Por Simão Zygband
Confesso a decepção que foi o primeiro turno das eleições em São Paulo. Um banho de água fria no imaginário do bloco de centro-esquerda encabeçado por Guilherme Boulos como candidato a prefeito e Marta Suplicy de vice.
Mas estrategicamente há de se reconhecer a vitória que é o candidato da incompleta frente ampla ter sido colocado no segundo turno. Êxito este obtido também pelo seu adversário, Ricardo Nunes. Não é uma situação confortável para o representante do presidente Luiz Inácio Lula da Silva na capital paulista, que deverá enfrentar todo tipo de adversidade, comuns contra as candidaturas de esquerda: imprensa privada atuando contra ele, festival de fake-news, guerra virtual e cibernética baixa e rasteira, recursos abundantes dos adversários, sobretudo provenientes do governador de São Paulo, Tarcísio de Freitas e do déspota Jair Bolsonaro.
No primeiro turno, reconheço, Guilherme Boulos deu conta do recado. Foi assertivo nos debates, criou uma nova linguagem de comunicação entre ele e a militância, ele mesmo fazendo uma série de vídeos dando linha para a condução da luta política que todos nós estamos travando contra a direita e extrema direita, se transformando em um líder jovem, determinado, corajoso, que tem a intenção de se tornar prefeito de São Paulo. Tem todos os predicados.

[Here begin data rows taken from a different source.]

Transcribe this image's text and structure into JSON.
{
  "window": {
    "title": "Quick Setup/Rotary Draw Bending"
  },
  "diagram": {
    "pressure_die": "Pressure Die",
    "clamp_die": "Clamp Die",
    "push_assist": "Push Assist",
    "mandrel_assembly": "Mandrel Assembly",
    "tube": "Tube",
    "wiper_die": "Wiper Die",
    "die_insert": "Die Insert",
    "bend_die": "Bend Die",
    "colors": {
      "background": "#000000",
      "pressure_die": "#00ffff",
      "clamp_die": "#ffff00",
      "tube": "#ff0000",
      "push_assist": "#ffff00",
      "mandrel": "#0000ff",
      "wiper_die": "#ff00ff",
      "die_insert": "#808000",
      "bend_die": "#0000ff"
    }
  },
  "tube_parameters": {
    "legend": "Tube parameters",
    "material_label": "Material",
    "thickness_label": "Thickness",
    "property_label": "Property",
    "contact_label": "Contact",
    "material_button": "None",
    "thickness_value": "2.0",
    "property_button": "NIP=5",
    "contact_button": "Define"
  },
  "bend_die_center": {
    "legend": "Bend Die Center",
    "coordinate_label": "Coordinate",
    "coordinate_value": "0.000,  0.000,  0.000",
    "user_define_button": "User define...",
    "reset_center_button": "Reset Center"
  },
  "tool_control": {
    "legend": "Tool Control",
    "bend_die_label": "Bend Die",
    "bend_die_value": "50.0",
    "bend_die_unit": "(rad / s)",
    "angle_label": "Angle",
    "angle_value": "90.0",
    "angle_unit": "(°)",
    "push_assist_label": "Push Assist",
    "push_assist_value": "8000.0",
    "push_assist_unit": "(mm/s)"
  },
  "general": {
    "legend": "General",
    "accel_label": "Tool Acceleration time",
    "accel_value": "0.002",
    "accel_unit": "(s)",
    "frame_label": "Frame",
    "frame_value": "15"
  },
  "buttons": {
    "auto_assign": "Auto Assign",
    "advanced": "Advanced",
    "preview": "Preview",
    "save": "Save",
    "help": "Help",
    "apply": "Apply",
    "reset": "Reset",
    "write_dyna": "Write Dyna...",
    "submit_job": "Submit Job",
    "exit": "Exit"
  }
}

Ingenuamente, entretanto, supunha-se existir uma fragilidade de um bolsonarismo derrotado por Lula nas urnas, suplantado inclusive no município de São Paulo, mas que evidentemente não se reproduz da mesma maneira nas eleições municipais, pois Boulos não é Lula, e o eleitorado de São Paulo sempre foi muito conservador, exceto em três únicas oportunidades quando o PT elegeu seus prefeitos: Luiza Erundina, Marta Suplicy e Fernando Haddad, que não conseguiram sua respectivas reeleições.
A pergunta que se faz internamente na frente de esquerda, desde que se conheceram os resultados das urnas no último domingo é como Guilherme Boulos poderá derrotar adversário tão poderoso, com a máquina nas mãos, com forte penetração nas periferias com o voto evangélico, quebrando inclusive parte do tradicional eleitorado do PT?
Esta é a equação que a coordenação de campanha de Boulos terá de resolver. A direita bolsonarista chegou dividida no primeiro turno entre Ricardo Nunes e Pablo Marçal, mas conseguiu fazer o primeiro e o terceiro colocado. A soma deles torna a missão do candidato de Lula extremamente difícil, mas não impossível. Mas terá que fazer alguns ajustes nos rumos da campanha e com Guilherme extremamente disciplinado, há alguma chance de sucesso.
Eu mesmo participei de uma eleição no Paraná, do ex-governador Roberto Requião, que chegou ao segundo turno quase sem chances de vitória contra o seu adversário, José Carlos Martinez, que fechou o primeiro turno com mais de 20% de votos na frente, O dinheiro da campanha praticamente minguou, parte dos aliados se bandearam para o outro lado, e o clima na produtora de TV do horário eleitoral era de absoluta derrota. Uma ressaca gigantesca.
Mas, o que virou a campanha foi a disciplina do grupo e a determinação. Se faz necessário azeitar a coordenação na campanha de Boulos. Não se pode mais errar. Ele necessariamente terá que conquistar votos de quem preferiu apostar em Pablo Marçal e ainda contar com a transferência dos votos de Tábata Amaral.
Não será uma tarefa fácil. Precisa ousar lutar para ousar vencer, como pregava o revolucionário Carlos Lamarca.
Boulos tem chances de se tornar prefeito. O mar, como dizem os navegadores, está revolto e muitas vezes ilógico. Mas precisa, desde ontem, acertar a mão. Afinal, Ricardo Nunes continua sendo um prefeito medíocre, péssimo de debate, que sente o golpe como um pugilista que tem “queixo de vidro”.
Bate direito que ele cai.
Simão Zygband é jornalista com passagens por jornais e TVs de São Paulo. Produziu campanhas eleitorais, algumas vitoriosas.